Sous les talibans, la loi islamique doit s'appliquer sans scrupule

  • Les condamnations et les punitions sont désormais supervisées par des religieux et reposent entièrement sur la loi islamique
  • Pour les crimes les plus graves, l'application de la charia «exige des conditions strictes» avec un haut niveau de preuves, insiste le magistrat en activité pendant l'occupation américaine

GHAZNI: Agenouillé face à un juge enrubanné dans une minuscule pièce de la cour d'appel de Ghazni dans l'Est de l'Afghanistan, un vieil homme condamné à mort pour meurtre implore la clémence. Mais sous les talibans, la loi islamique doit s’appliquer sans état d'âme.

Depuis seize mois à la tête de l'Afghanistan après vingt ans de guerre contre les Américains et l'Otan, les talibans ont imposé une interprétation ultra-rigoriste de l'islam.

En vertu de la loi du talion, inscrite dans la charia (loi islamique), les islamistes ont repris les flagellations devant la foule et mis à exécution il y a quelques jours la première condamnation à mort en public d'un meurtrier.

Une sentence à laquelle tente d'échapper, à 150 kilomètres au sud de Kaboul, un vieil homme convoqué devant la cour d'appel de Ghazni à laquelle l'AFP a eu un rare accès.

Menottes au poignet, le détenu à la barbe blanche, vêtu du pyjama bleu rayé des prisonniers, espère obtenir la mansuétude du jeune juge au regard impassible assis par terre près d'un vieux poêle à bois, dans une chambre faisant office de salle d'audience.

Kalachnikov et livres religieux 

Dans la pièce exiguë où trône un lit superposé sur lequel ont été abandonnés une kalachnikov et des livres religieux, le prisonnier de 75 ans au visage creusé de rides ne conteste pas les faits. Il reconnaît avoir abattu la victime en raison de rumeurs de relations sexuelles entre celle-ci et la femme de son fils.

"Cela fait plus de huit mois que je suis en prison. Nous avons fait la paix entre les familles. J'ai des témoins qui peuvent prouver que nous nous sommes accordés sur une indemnisation.
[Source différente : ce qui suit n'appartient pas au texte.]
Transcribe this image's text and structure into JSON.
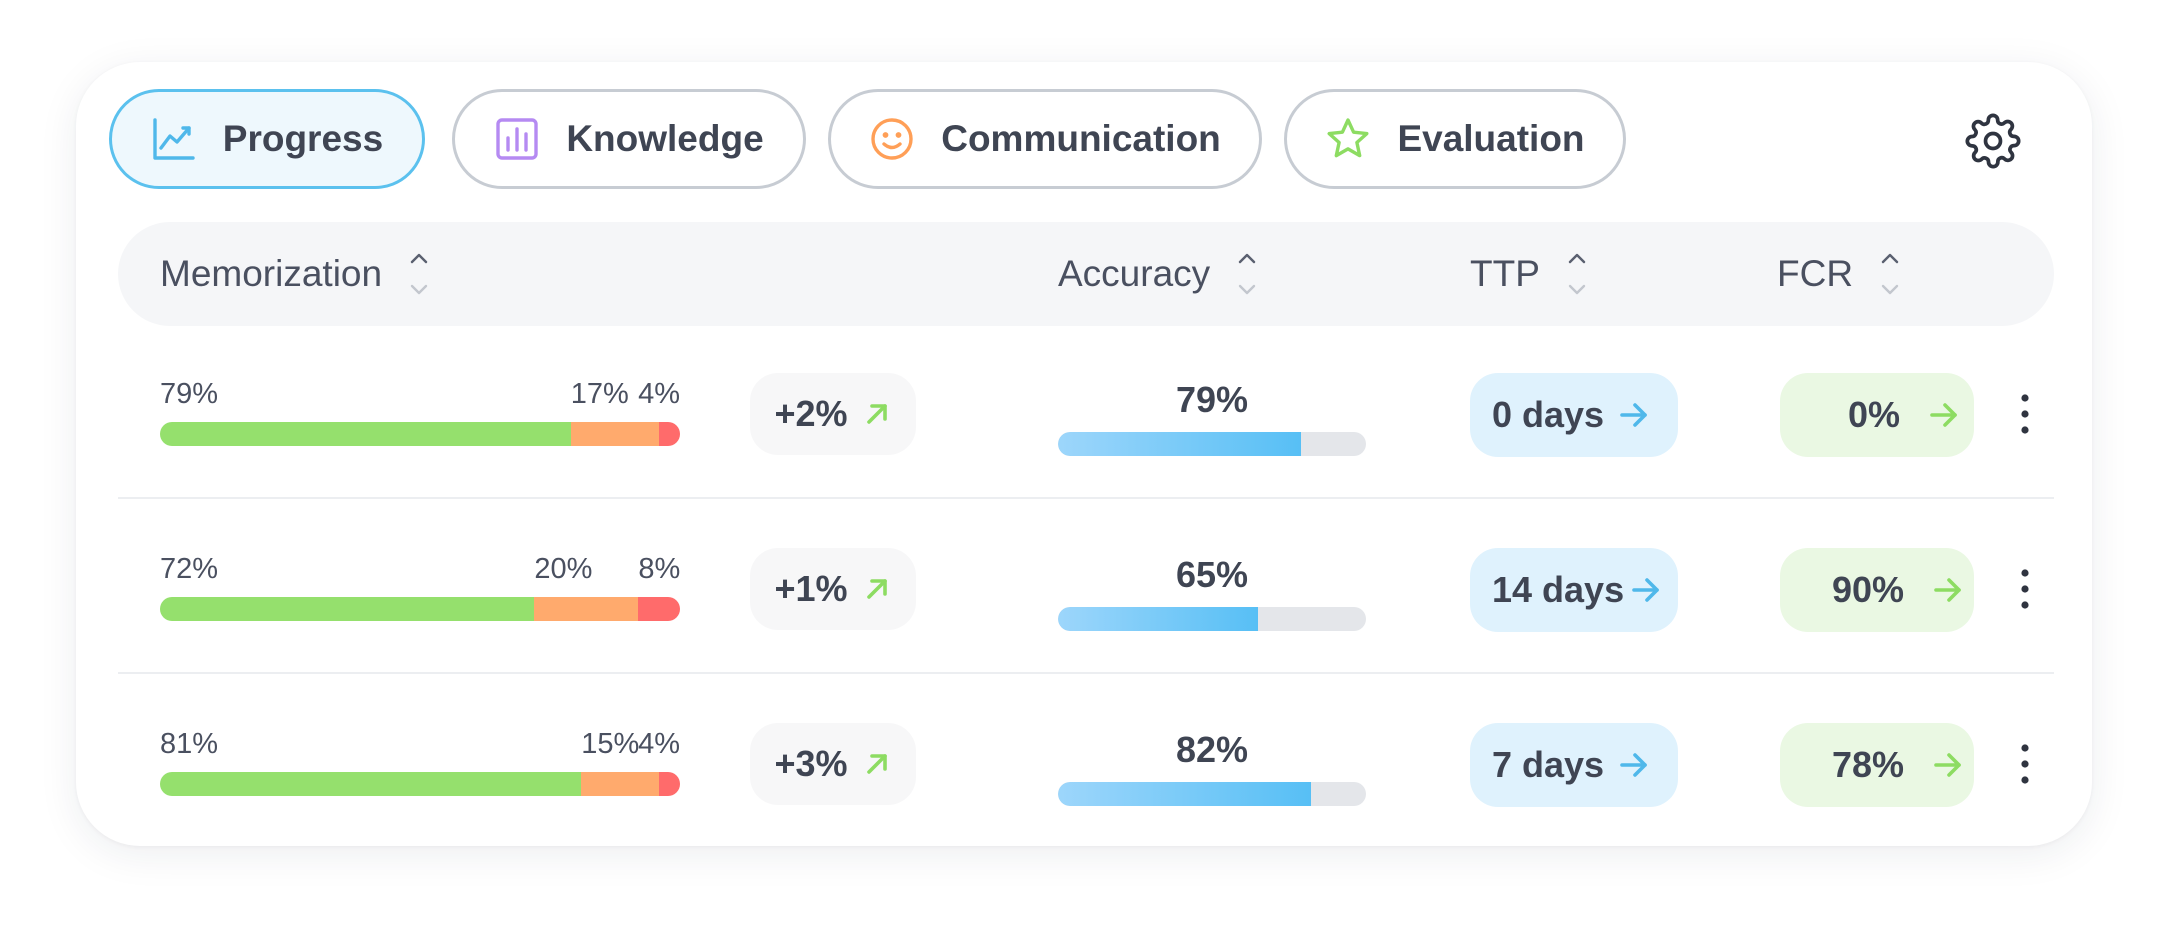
{
  "tabs": [
    {
      "label": "Progress",
      "icon": "chart-line-icon",
      "active": true,
      "color": "#4fb8ea"
    },
    {
      "label": "Knowledge",
      "icon": "bar-chart-icon",
      "active": false,
      "color": "#b58af2"
    },
    {
      "label": "Communication",
      "icon": "smiley-icon",
      "active": false,
      "color": "#ff9f57"
    },
    {
      "label": "Evaluation",
      "icon": "star-icon",
      "active": false,
      "color": "#8ddc62"
    }
  ],
  "settings_icon": "gear-icon",
  "columns": {
    "memorization": "Memorization",
    "accuracy": "Accuracy",
    "ttp": "TTP",
    "fcr": "FCR"
  },
  "rows": [
    {
      "memorization": {
        "green": 79,
        "orange": 17,
        "red": 4,
        "green_label": "79%",
        "orange_label": "17%",
        "red_label": "4%"
      },
      "delta": "+2%",
      "accuracy": {
        "value": 79,
        "label": "79%"
      },
      "ttp": "0 days",
      "fcr": "0%"
    },
    {
      "memorization": {
        "green": 72,
        "orange": 20,
        "red": 8,
        "green_label": "72%",
        "orange_label": "20%",
        "red_label": "8%"
      },
      "delta": "+1%",
      "accuracy": {
        "value": 65,
        "label": "65%"
      },
      "ttp": "14 days",
      "fcr": "90%"
    },
    {
      "memorization": {
        "green": 81,
        "orange": 15,
        "red": 4,
        "green_label": "81%",
        "orange_label": "15%",
        "red_label": "4%"
      },
      "delta": "+3%",
      "accuracy": {
        "value": 82,
        "label": "82%"
      },
      "ttp": "7 days",
      "fcr": "78%"
    }
  ],
  "colors": {
    "green": "#95e06d",
    "orange": "#ffaa6d",
    "red": "#ff6b6b",
    "accent_blue": "#57bff5",
    "ttp_arrow": "#4fb8ea",
    "fcr_arrow": "#8ddc62"
  }
}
Ils sont d'accord pour m'épargner", explique le détenu en triturant un chapelet.

"Le tribunal n'aurait pas dû me condamner à mort", insiste le septuagénaire, sans avocat et dont l'entrevue ne durera pas plus de 15 minutes.

Le juge, Mohammad Mobin, accompagné d'un mufti (interprète de la loi musulmane) pose peu de questions et lui donne simplement rendez-vous dans plusieurs semaines avec ses témoins, afin qu'ils attestent qu'un accord a été conclu entre les deux familles, grâce auquel il peut espérer échapper à la peine capitale.

"S'il prouve ses dires, alors le jugement pourra être révisé." Mais dans le cas contraire, "il est certain que la Qisas (loi du talion) inscrite dans la charia s'appliquera", explique le juge, entouré de maigres dossiers compilant quelques pages manuscrites reliées par un bout de ficelle.

Les centaines de millions de dollars dépensés à la chute du premier règne des talibans (1996-2001) pour mettre en place un nouveau système judiciaire combinant droits islamique et laïque, avec des procureurs, des avocats de la défense et des juges qualifiés, ne sont plus qu'un lointain souvenir. Comme les femmes alors recrutées en nombre pour assurer un meilleur équilibre entre les sexes dans les affaires familiales.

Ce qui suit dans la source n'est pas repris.